We’re having constructive discussions with health and care partners in Stratton to develop a new model of urgent care provision which meets the community’s needs. The NHS, GPs, South Western Ambulance NHS Foundation Trust (SWASFT), community members and the hospital’s League of Friends are working together to understand the local issues and how they can support people in the community.

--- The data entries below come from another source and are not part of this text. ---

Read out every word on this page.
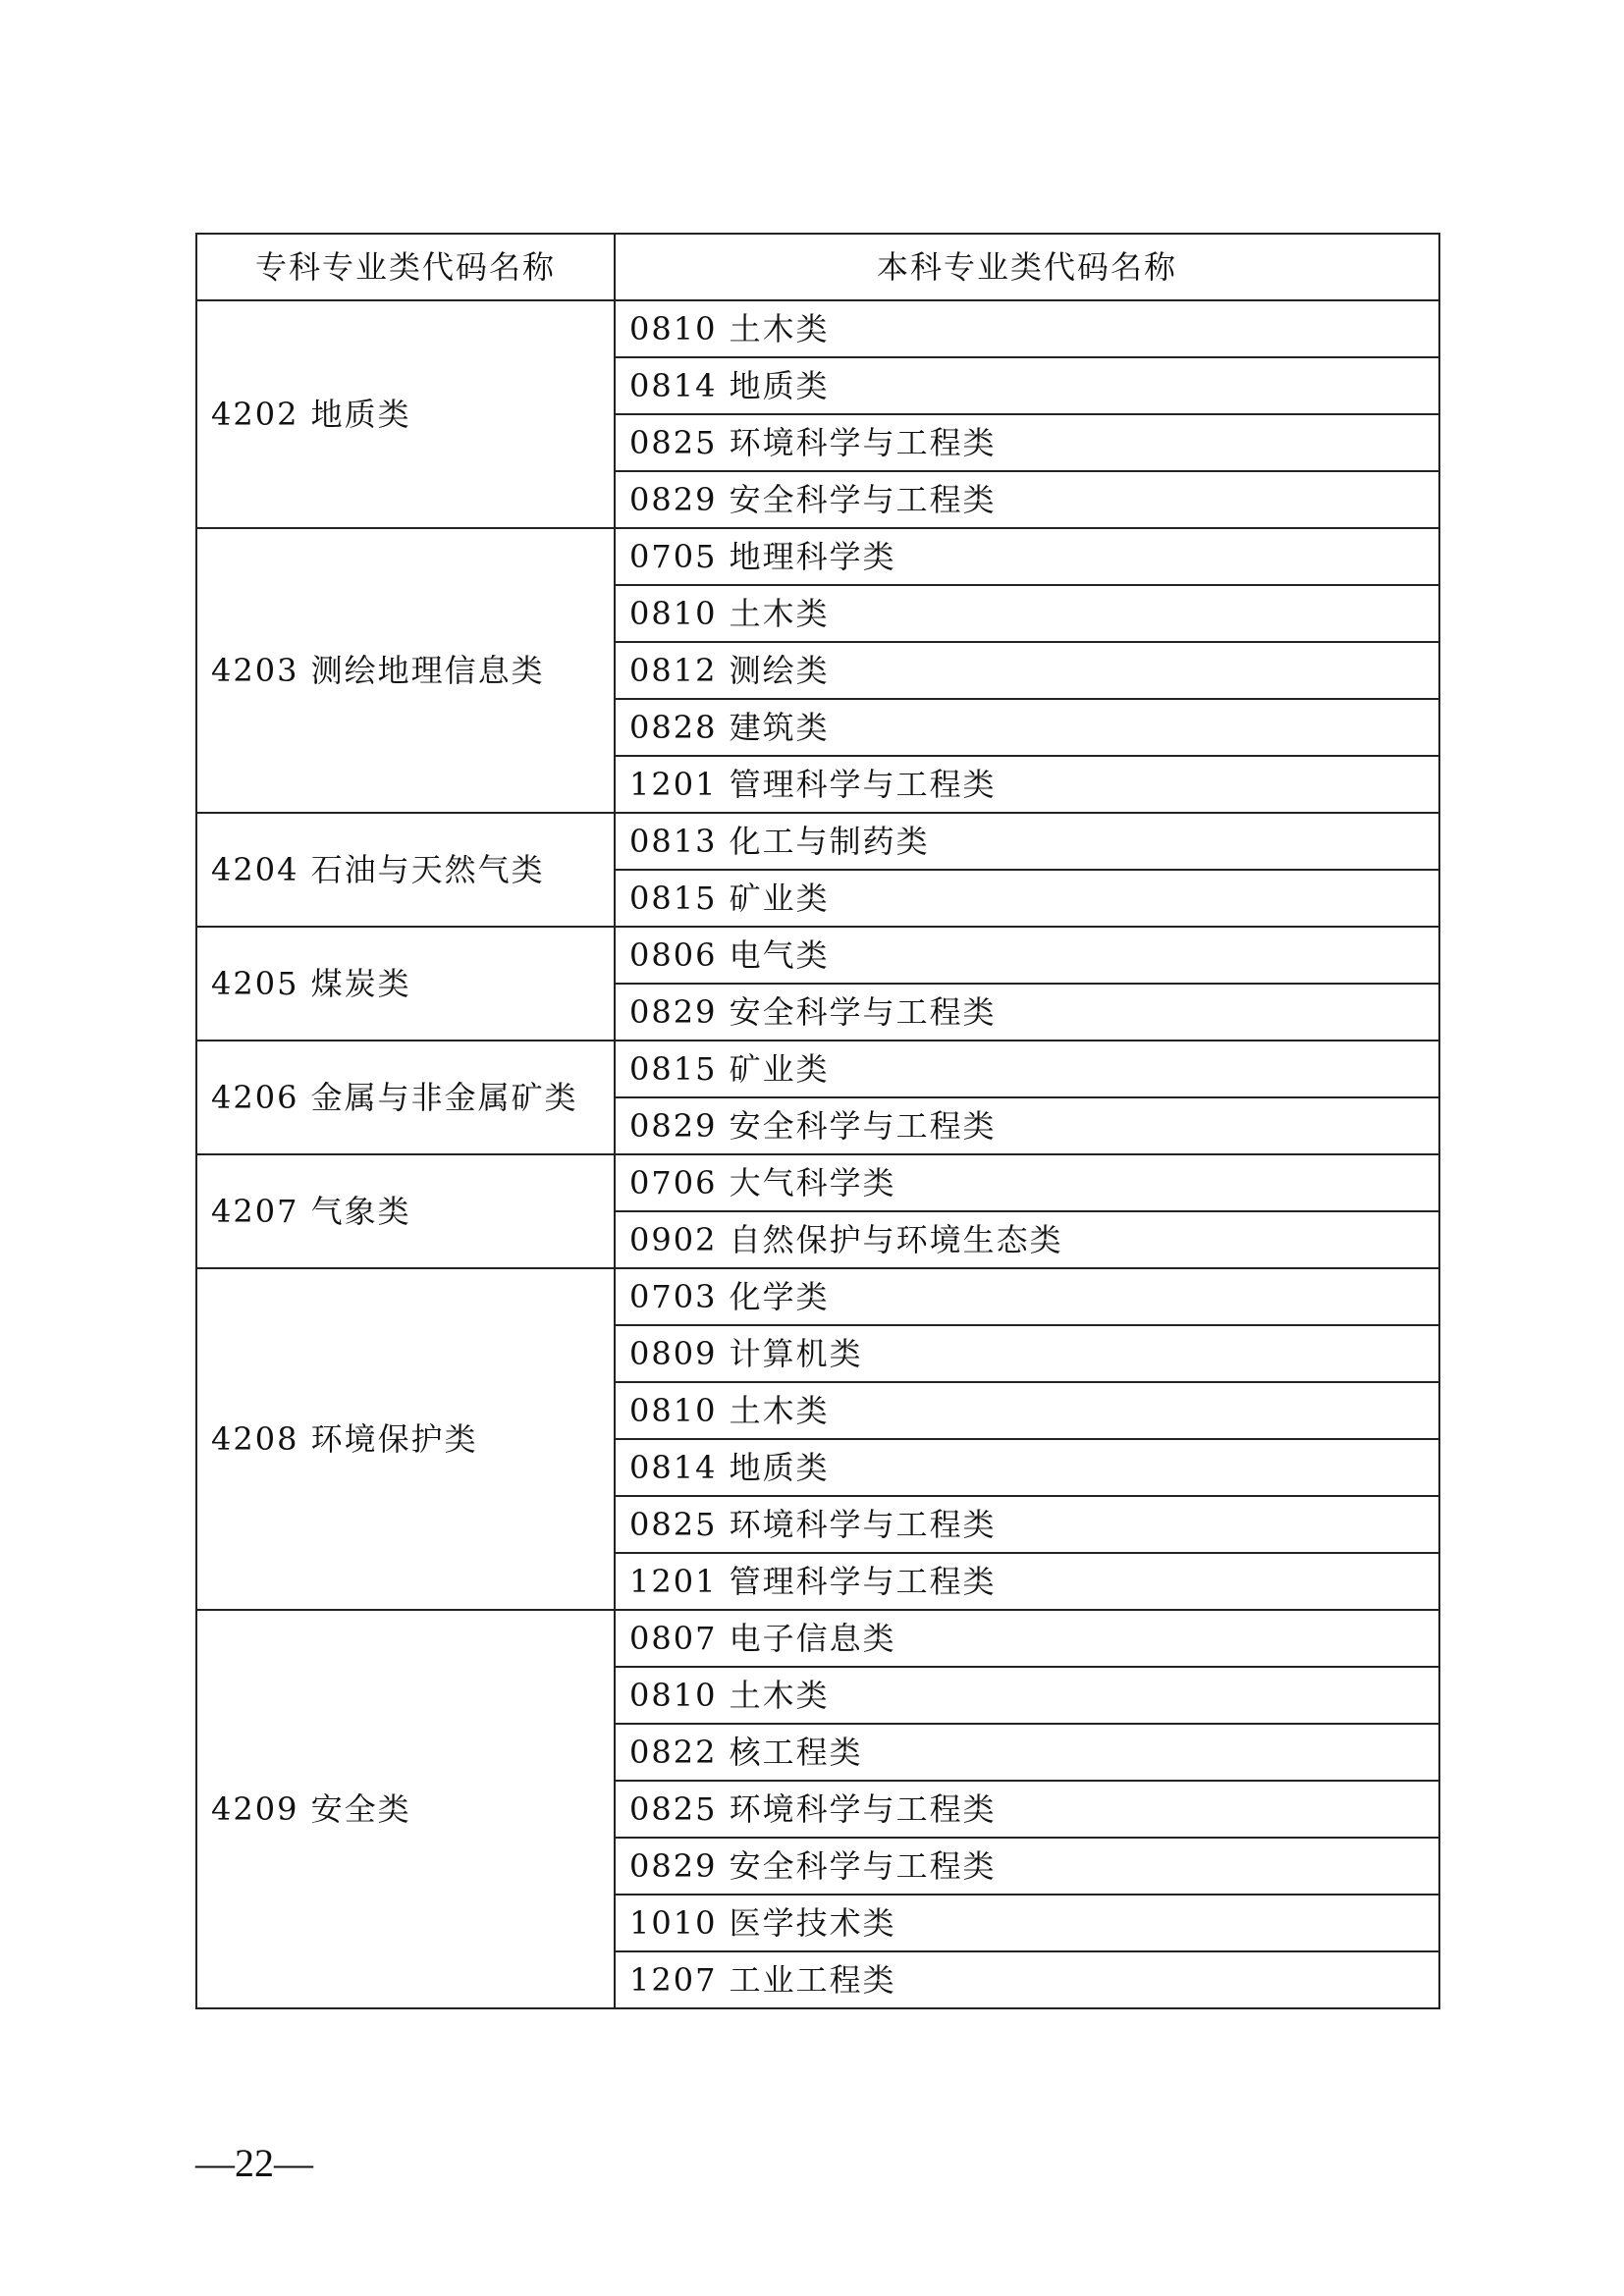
专科专业类代码名称	本科专业类代码名称
4202 地质类	0810 土木类
	0814 地质类
	0825 环境科学与工程类
	0829 安全科学与工程类
4203 测绘地理信息类	0705 地理科学类
	0810 土木类
	0812 测绘类
	0828 建筑类
	1201 管理科学与工程类
4204 石油与天然气类	0813 化工与制药类
	0815 矿业类
4205 煤炭类	0806 电气类
	0829 安全科学与工程类
4206 金属与非金属矿类	0815 矿业类
	0829 安全科学与工程类
4207 气象类	0706 大气科学类
	0902 自然保护与环境生态类
4208 环境保护类	0703 化学类
	0809 计算机类
	0810 土木类
	0814 地质类
	0825 环境科学与工程类
	1201 管理科学与工程类
4209 安全类	0807 电子信息类
	0810 土木类
	0822 核工程类
	0825 环境科学与工程类
	0829 安全科学与工程类
	1010 医学技术类
	1207 工业工程类
—22—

A multi-agency project group including local councillors and patient representatives has been established to review the model of care within the area. We will also establish a local patient participation focus group with the local PPGs and League of Friends. Council colleagues from Holsworthy will be asked to join the project group to understand the wider local context.
We believe the temporary change to the overnight service will have a minimal impact on safety. People can use other services at night, such as NHS 111, late-night pharmacies and 999 for life-threatening emergencies.
Anyone who has an urgent life-threatening condition, such as a suspected stroke, choking, chest pain, major blood loss, or loss of consciousness should call 999. An MIU is not the right place to be treated, and the temporary overnight closure of Stratton MIU would not change this advice. Anyone in the Bude area who needs emergency medical help will continue to receive this from either the emergency departments at Treliske in Truro, University Hospitals Plymouth or North Devon District Hospital in Barnstaple.